Le Tribunal du Moyen Âge

Le tribunal de Lille a défrayé la chronique par sa décision d’annuler un mariage entre deux musulmans à la demande du conjoint (présenté comme «lettré» et «modéré»). Le motif invoqué par l’époux était qu’il estimait avoir été trompé sur la marchandise, n’ayant pas pu constater la virginité de l’épousée lors de la nuit de noce?et de n’avoir pu, comme le veut la tradition de sa Communauté d’origine, exhiber un drap taché de sang devant les invités de la noce.

Malgré une première levée de boucliers d’hommes et femmes politiques (de gauche comme de droite) et de plusieurs personnalités qui défendent l’égalité entre les femmes et les hommes, la Ministre de la Justice, Rachida Dati, légitimait ce jugement sous prétexte que cette annulation de mariage constituait un moyen de protéger l’épouse.

S’il nous semble effectivement très plausible que la séparation devait correspondre aussi au souhait et à l’intérêt de cette femme, il nous apparaît au contraire que la décision prise est extrêmement dangereuse et préjudiciable pour d’autres femmes à l’avenir. Il serait scandaleux qu’un système judiciaire européen se déclare incapable de protéger les femmes autrement qu’en se rangeant à des arguments phallocratiques d’un autre âge. Le divorce, en particulier, a pour fonction de séparer les époux qui ne souhaitent plus rester liés?et les deux époux de commun accord, auraient pu y recourir. La décision du tribunal de Lille est grave parce qu’elle donne à penser que la loi reconnaît des exigences non symétriques entre les deux époux.

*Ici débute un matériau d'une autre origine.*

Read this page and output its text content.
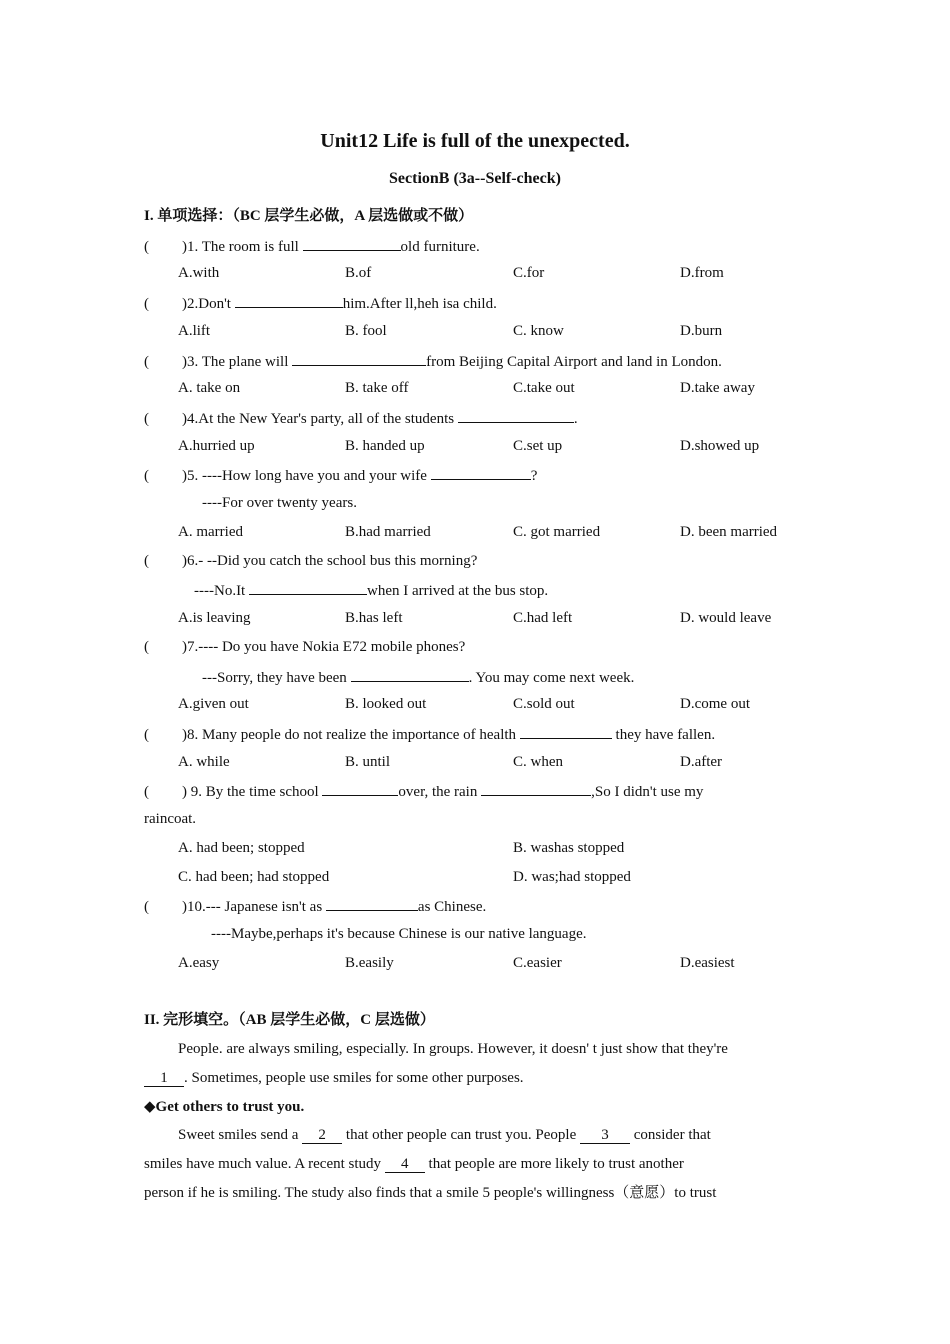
Unit12 Life is full of the unexpected.
SectionB (3a--Self-check)
I. 单项选择：（BC 层学生必做，A 层选做或不做）
( )1. The room is full	old furniture.
A.with	B.of	C.for	D.from
( )2.Don't	him.After ll,heh isa child.
A.lift	B. fool	C. know	D.burn
( )3. The plane will	from Beijing Capital Airport and land in London.
A. take on	B. take off	C.take out	D.take away
( )4.At the New Year's party, all of the students	.
A.hurried up	B. handed up	C.set up	D.showed up
( )5. ----How long have you and your wife	?
----For over twenty years.
A. married	B.had married	C. got married	D. been married
( )6.- --Did you catch the school bus this morning?
----No.It	when I arrived at the bus stop.
A.is leaving	B.has left	C.had left	D. would leave
( )7.---- Do you have Nokia E72 mobile phones?
---Sorry, they have been	. You may come next week.
A.given out	B. looked out	C.sold out	D.come out
( )8. Many people do not realize the importance of health	they have fallen.
A. while	B. until	C. when	D.after
( ) 9. By the time school	over, the rain	,So I didn't use my
raincoat.
A. had been; stopped	B. washas stopped
C. had been; had stopped	D. was;had stopped
( )10.--- Japanese isn't as	as Chinese.
----Maybe,perhaps it's because Chinese is our native language.
A.easy	B.easily	C.easier	D.easiest
II. 完形填空。（AB 层学生必做，C 层选做）
People. are always smiling, especially. In groups. However, it doesn' t just show that they're
1 . Sometimes, people use smiles for some other purposes.
◆Get others to trust you.
Sweet smiles send a 2 that other people can trust you. People 3 consider that
smiles have much value. A recent study 4 that people are more likely to trust another
person if he is smiling. The study also finds that a smile 5 people's willingness（意愿）to trust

Et par le sous-entendu que des représailles de la part de l’époux viendraient «naturellement» menacer la «fautive».

Parmi les nombreux commentaires atterrés à la suite de la publication du jugement, relevons un extrait de l’article de l’association française Pro choix (Caroline Fourest: prochoix@prochoix.org) arguant que c’est la nature de la plainte qui est scandaleuse et qu’«elle révèle au grand public ce que tous les gynécologues et centres de planning familial savent déjà, à savoir qu’en 2008, alors que les hommes se vantent volontiers d’être expérimentés, on considère une femme comme un produit dont la date de validation serait périmée dès lors qu’elle a eu une vie sexuelle et amoureuse avant le mariage»?  «certaines jeunes femmes vont même jusqu’à débourser 2700 euros pour se faire recoudre l’hymen en cachette»? «cette tradition sexiste consistant à faire peser l’honneur de la famille entre les cuisses des femmes a une histoire aussi longue que le péché originel»

«Le Soir» du 4 juin, annonçait que suite aux remous créés par l’affaire, une Cour d’Appel reprendra l’affaire à zéro; en cas de jugement confirmé, le Premier Ministre laissait entendre qu’un pourvoi serait introduit en cassation; afin d’éviter le danger de création d’antécédents conduisant à une jurisprudence plus qu’indésirable.